IHU On-Line – O risco de impeachment desapareceu?

Valter Pomar – Não. Nem vai desaparecer totalmente, porque há uma parcela da direita que cansou de perder e aposta no tapetão, seja judicial, seja midiático. Por isto mesmo, o tema principal é, como já disse, recuperar o apoio da maioria do povo. Isto supõe mudar a política econômica, mas supõe também mudar a linha e o comportamento em geral, tanto do governo quanto do Partido. Especialmente, parar de recuar.

IHU On-Line – Vislumbra alguma perspectiva de saída para a crise política diante do atual descrédito da população com relação à política?  

Valter Pomar – Sim, claro. Não existe crise sem fim.
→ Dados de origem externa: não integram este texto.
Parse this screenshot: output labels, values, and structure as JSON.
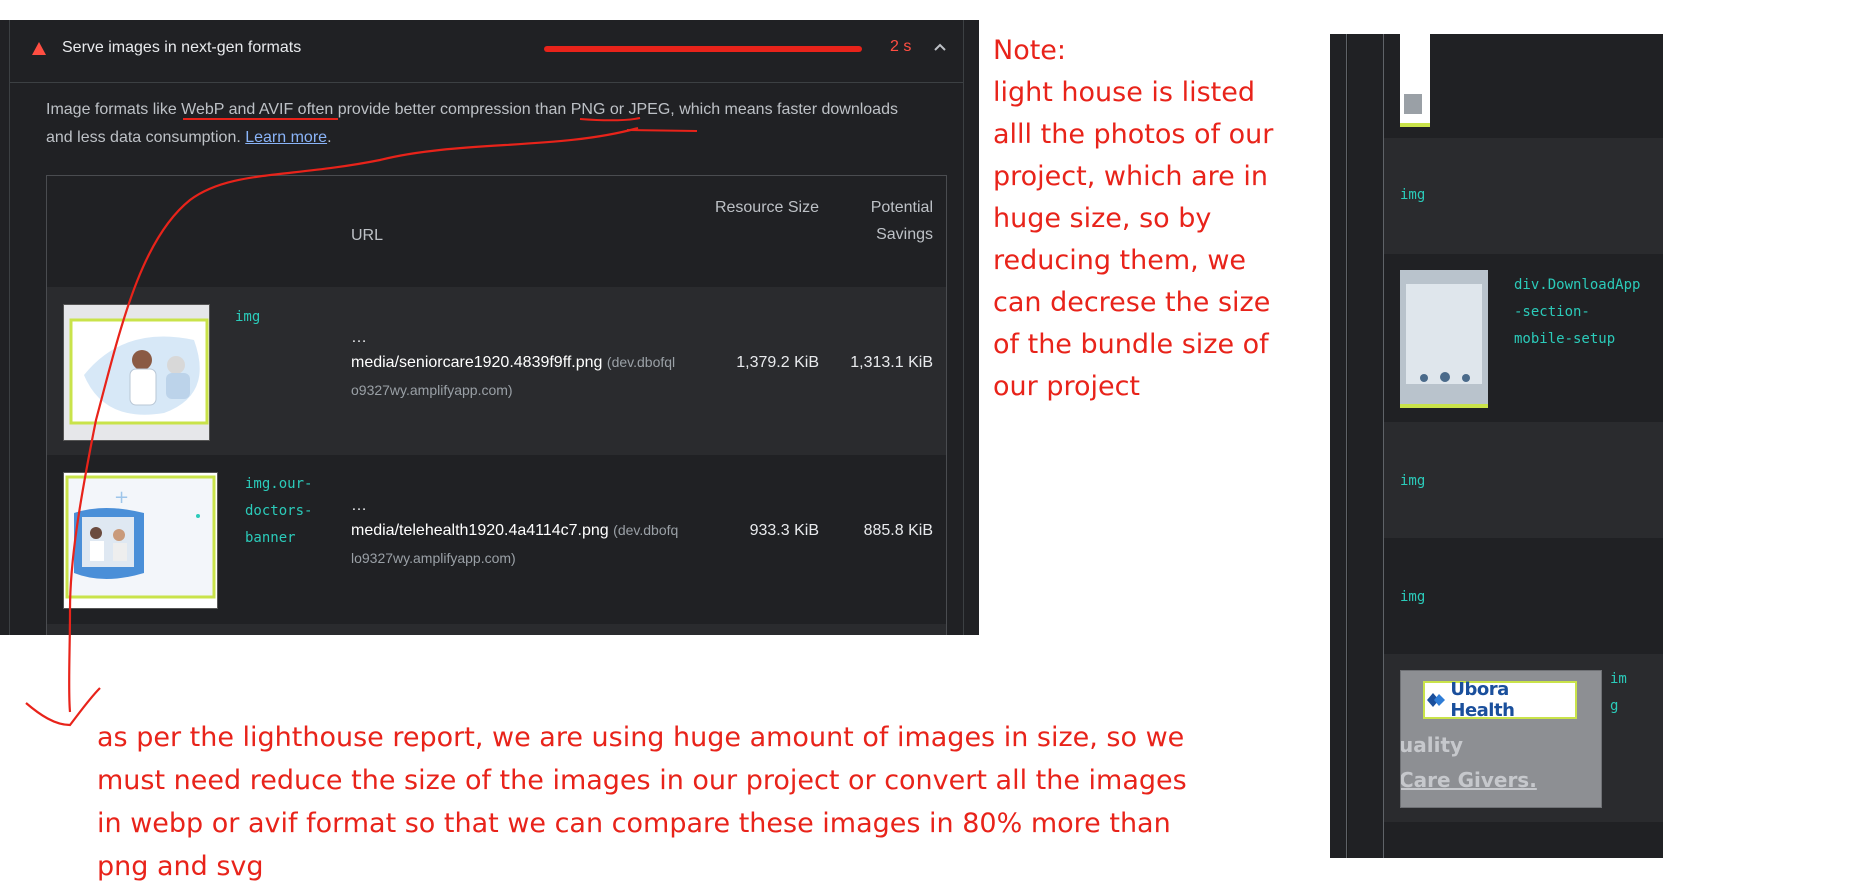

E o cronograma de saída da crise dependerá, no fundamental, da classe trabalhadora, especialmente da disposição de amplos setores da classe que ao longo dos últimos anos se identificaram com o PT. Se estes setores demonstrarem disposição política e energia para retomar a ofensiva através de um forte ciclo de lutas, poderão obrigar o governo e o Partido a mudar de orientação. Agora, se aqueles setores não tiverem disposição e energia suficientes, a “perspectiva de saída” será construída por protagonistas diferentes dos atuais, muito provavelmente depois de um período (talvez dez anos ou mais) de recuo, desmobilização e desorganização.

IHU On-Line – Deseja acrescentar algo?

Valter Pomar – Sim, um feliz 2016 e um lembrete: logo chegará a hora de comemorar os 100 anos da revolução de Outubro de 1917. Para horror de coxinhas e cavernícolas, estamos vivos e, mais cedo ou mais tarde, venceremos.